The DP array stores expected values, and we iterate from the end backward because all transitions go forward in this index space. For each dice roll, we compute the landing index and then apply the optimal ladder decision locally by comparing “stay” versus “climb”.
The final answer is dp[0], corresponding to the starting cell.
Worked Examples
We use the no-ladder case since it isolates the probabilistic structure.
Example: empty board
| State i | dp[i] computation |
|---|---|
| 99 | 0 |
| 98 | 1 + average(dp[99] over 6 rolls) = 1 |
| 97 | 1 + (dp[98]+dp[99] mix)/6 |
| ... | ... |
| 0 | accumulates full expectation |
At each step, the value represents the expected number of turns needed when only deterministic forward movement exists. Near the end, many dice outcomes saturate at the goal, causing repeated dp[99] contributions of 0.
This demonstrates that overshooting is naturally handled by clamping transitions to the goal state, which reduces expected value growth near the end.
Example: single ladder near start
Suppose a ladder exists at position 2 that jumps to position 20.
When computing dp[2], we compare two options for transitions landing at 2: staying contributes dp[2], while climbing contributes dp[20]. If dp[20] is smaller, the DP will prefer climbing; otherwise it will ignore the ladder.
This shows that ladder decisions are local optimizations embedded inside global expectation, and they do not require expanding the state space.
Complexity Analysis
| Measure | Complexity | Explanation |
|---|---|---|
| Time | O(100 × 6) | each state evaluates 6 dice outcomes once |
| Space | O(100) | DP array plus linearized board |
The state space is constant size, so the solution runs in constant time in practice and easily satisfies limits. Even if generalized to larger grids, the same structure would remain linear in number of states times dice outcomes.
Test Cases
import sys, io
def run(inp: str) -> str:
sys.stdin = io.StringIO(inp)
import math
n = 10
grid = [list(map(int, sys.stdin.readline().split())) for _ in range(n)]
pos = []
coords = []
for i in range(n):
row = n - 1 - i
if i % 2 == 0:
for col in range(n):
coords.append((row, col))
else:
for col in range(n - 1, -1, -1):
coords.append((row, col))
idx = {coords[i]: i for i in range(100)}
ladder = [0] * 100
for i in range(n):
for j in range(n):
if grid[i][j] > 0:
start = idx[(n - 1 - i, j)]
ladder[start] = start + grid[i][j] * 10
dp = [0.0] * 100
for i in range(98, -1, -1):
s = 0.0
for d in range(1, 7):
j = min(99, i + d)
best = dp[j]
if ladder[j]:
best = min(best, dp[ladder[j]])
s += best
dp[i] = 1 + s / 6.0
return str(dp[0])
# provided sample
assert abs(float(run(
"""0 0 0 0 0 0 0 0 0 0
0 0 0 0 0 0 0 0 0 0
0 0 0 0 0 0 0 0 0 0
0 0 0 0 0 0 0 0 0 0
0 0 0 0 0 0 0 0 0 0
0 0 0 0 0 0 0 0 0 0
0 0 0 0 0 0 0 0 0 0
0 0 0 0 0 0 0 0 0 0
0 0 0 0 0 0 0 0 0 0
0 0 0 0 0 0 0 0 0 0
""").strip()) - 33.0476190476) < 1e-6
| Test input | Expected output | What it validates |
|---|---|---|
| Empty board | 33.0476 | baseline probability-only DP |
| Single ladder | lower than no-ladder | ladder decision correctness |
| Ladder to goal | immediate shortcut effect | terminal transition handling |
| All ladders zero except start | normal movement only | boundary correctness |
Edge Cases
A ladder that leads directly to the goal tests whether the DP correctly treats the goal as absorbing. From that landing cell, dp is zero, so taking the ladder must always dominate unless it causes no benefit.

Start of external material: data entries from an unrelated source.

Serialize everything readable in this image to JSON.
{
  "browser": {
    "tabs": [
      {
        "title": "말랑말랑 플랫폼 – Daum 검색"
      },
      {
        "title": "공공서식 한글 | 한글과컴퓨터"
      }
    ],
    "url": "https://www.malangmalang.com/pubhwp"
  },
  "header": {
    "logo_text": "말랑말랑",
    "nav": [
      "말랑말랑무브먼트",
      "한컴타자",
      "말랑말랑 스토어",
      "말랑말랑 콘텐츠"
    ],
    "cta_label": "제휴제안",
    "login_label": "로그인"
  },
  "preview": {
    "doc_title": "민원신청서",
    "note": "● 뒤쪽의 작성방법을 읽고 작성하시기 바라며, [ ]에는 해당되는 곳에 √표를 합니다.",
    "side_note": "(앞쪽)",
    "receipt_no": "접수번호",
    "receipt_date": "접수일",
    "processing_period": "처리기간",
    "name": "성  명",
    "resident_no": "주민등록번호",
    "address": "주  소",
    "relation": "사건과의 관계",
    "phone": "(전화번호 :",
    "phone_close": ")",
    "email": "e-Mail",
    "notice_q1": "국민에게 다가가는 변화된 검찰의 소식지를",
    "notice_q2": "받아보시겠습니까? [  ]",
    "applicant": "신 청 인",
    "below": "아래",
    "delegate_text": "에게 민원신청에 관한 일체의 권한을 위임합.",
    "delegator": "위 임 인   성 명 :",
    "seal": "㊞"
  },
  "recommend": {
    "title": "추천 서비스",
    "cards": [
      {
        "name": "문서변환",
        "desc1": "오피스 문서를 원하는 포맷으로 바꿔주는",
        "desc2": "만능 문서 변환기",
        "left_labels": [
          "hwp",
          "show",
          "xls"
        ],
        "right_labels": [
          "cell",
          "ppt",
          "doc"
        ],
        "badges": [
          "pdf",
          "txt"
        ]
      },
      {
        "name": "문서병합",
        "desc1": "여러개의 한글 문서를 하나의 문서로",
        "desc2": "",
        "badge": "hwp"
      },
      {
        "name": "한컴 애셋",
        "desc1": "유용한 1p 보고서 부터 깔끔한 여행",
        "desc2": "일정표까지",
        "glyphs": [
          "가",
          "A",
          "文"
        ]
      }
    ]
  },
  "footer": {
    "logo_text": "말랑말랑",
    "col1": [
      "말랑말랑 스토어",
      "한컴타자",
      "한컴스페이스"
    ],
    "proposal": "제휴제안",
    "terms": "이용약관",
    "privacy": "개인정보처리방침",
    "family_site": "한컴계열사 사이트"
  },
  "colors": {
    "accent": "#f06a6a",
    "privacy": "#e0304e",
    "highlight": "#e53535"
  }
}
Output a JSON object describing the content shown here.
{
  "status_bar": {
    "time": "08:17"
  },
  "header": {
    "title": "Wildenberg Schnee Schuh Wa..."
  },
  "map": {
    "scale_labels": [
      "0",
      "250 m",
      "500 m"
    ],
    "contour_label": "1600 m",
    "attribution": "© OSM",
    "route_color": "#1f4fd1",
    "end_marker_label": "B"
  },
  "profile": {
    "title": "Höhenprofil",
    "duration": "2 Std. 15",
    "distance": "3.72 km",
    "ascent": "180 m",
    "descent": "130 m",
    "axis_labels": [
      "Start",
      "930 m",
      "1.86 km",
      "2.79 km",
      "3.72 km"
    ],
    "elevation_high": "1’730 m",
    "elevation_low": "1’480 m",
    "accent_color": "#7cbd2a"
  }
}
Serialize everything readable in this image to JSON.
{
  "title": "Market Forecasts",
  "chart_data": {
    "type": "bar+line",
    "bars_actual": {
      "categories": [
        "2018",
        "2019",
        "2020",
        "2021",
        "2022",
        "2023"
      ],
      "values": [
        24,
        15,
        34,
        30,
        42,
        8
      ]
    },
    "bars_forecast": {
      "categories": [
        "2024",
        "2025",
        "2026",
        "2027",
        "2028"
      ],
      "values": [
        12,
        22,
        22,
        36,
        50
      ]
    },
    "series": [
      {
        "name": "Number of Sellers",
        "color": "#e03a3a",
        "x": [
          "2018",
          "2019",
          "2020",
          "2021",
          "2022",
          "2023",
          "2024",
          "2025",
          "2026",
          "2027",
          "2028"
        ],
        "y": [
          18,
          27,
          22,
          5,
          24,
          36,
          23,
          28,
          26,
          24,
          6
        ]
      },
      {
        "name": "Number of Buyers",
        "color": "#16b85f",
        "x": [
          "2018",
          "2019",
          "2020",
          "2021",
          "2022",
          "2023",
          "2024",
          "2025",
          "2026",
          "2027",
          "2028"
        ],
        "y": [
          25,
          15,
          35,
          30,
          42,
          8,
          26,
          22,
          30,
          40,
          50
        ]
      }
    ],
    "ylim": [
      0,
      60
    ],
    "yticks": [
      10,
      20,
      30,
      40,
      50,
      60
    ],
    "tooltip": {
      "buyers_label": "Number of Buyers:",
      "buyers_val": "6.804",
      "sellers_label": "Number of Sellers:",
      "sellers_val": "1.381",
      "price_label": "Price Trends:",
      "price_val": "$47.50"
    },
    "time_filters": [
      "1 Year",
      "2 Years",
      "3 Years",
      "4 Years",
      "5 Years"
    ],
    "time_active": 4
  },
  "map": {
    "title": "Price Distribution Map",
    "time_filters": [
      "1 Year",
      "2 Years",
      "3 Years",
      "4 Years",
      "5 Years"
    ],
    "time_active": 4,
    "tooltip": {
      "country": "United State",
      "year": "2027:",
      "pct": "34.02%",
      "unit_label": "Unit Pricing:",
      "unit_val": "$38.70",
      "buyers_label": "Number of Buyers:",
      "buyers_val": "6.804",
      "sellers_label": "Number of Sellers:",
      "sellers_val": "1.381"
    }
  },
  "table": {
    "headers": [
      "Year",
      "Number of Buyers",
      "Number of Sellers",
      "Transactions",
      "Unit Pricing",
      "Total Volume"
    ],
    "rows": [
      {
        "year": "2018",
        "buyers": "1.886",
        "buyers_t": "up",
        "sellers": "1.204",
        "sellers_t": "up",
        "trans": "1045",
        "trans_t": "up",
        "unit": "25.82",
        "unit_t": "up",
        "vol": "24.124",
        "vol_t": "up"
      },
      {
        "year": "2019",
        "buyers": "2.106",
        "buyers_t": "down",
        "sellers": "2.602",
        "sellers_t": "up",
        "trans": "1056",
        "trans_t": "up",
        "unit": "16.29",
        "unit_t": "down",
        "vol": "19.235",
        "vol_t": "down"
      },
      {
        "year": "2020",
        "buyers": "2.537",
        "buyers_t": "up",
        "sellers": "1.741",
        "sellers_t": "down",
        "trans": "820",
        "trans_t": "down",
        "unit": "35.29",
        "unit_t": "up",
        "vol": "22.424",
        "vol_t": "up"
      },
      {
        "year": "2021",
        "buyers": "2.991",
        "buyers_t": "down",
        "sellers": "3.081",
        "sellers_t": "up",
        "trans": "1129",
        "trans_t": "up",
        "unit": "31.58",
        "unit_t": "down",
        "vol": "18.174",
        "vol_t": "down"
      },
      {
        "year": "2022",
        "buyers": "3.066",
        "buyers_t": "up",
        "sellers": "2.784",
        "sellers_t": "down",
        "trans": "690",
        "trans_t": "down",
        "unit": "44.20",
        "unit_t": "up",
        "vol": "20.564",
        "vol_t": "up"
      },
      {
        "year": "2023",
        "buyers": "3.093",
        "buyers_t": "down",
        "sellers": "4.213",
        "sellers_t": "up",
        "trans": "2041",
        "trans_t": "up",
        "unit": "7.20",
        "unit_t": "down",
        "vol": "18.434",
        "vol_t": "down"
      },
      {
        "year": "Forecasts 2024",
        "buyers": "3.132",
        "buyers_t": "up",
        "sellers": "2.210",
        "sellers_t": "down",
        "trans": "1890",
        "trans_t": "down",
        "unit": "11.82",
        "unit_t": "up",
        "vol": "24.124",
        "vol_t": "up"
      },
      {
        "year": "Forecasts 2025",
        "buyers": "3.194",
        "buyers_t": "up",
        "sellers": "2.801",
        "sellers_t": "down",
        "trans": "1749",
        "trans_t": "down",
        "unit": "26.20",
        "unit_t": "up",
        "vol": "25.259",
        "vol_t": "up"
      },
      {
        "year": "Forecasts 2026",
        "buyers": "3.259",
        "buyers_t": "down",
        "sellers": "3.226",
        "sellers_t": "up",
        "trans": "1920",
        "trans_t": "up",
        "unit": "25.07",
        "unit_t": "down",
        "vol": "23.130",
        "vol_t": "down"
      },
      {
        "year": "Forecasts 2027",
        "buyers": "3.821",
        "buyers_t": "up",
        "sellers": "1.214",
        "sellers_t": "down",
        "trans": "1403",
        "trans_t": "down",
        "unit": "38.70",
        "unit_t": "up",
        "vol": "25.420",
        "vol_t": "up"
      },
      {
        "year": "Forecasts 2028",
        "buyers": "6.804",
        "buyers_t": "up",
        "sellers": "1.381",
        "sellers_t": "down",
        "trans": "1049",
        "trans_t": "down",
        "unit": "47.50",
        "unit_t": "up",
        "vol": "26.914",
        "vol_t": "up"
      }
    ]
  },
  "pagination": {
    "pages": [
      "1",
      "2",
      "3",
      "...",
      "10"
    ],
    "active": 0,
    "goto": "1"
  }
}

Overshooting the goal with dice rolls ensures that all values greater than remaining distance map correctly to the goal state. This prevents array overflows and ensures the expectation does not incorrectly propagate beyond bounds.
Multiple ladders landing on the same cell are handled safely because the DP only compares destination values, not ladder identity, so convergence is unaffected.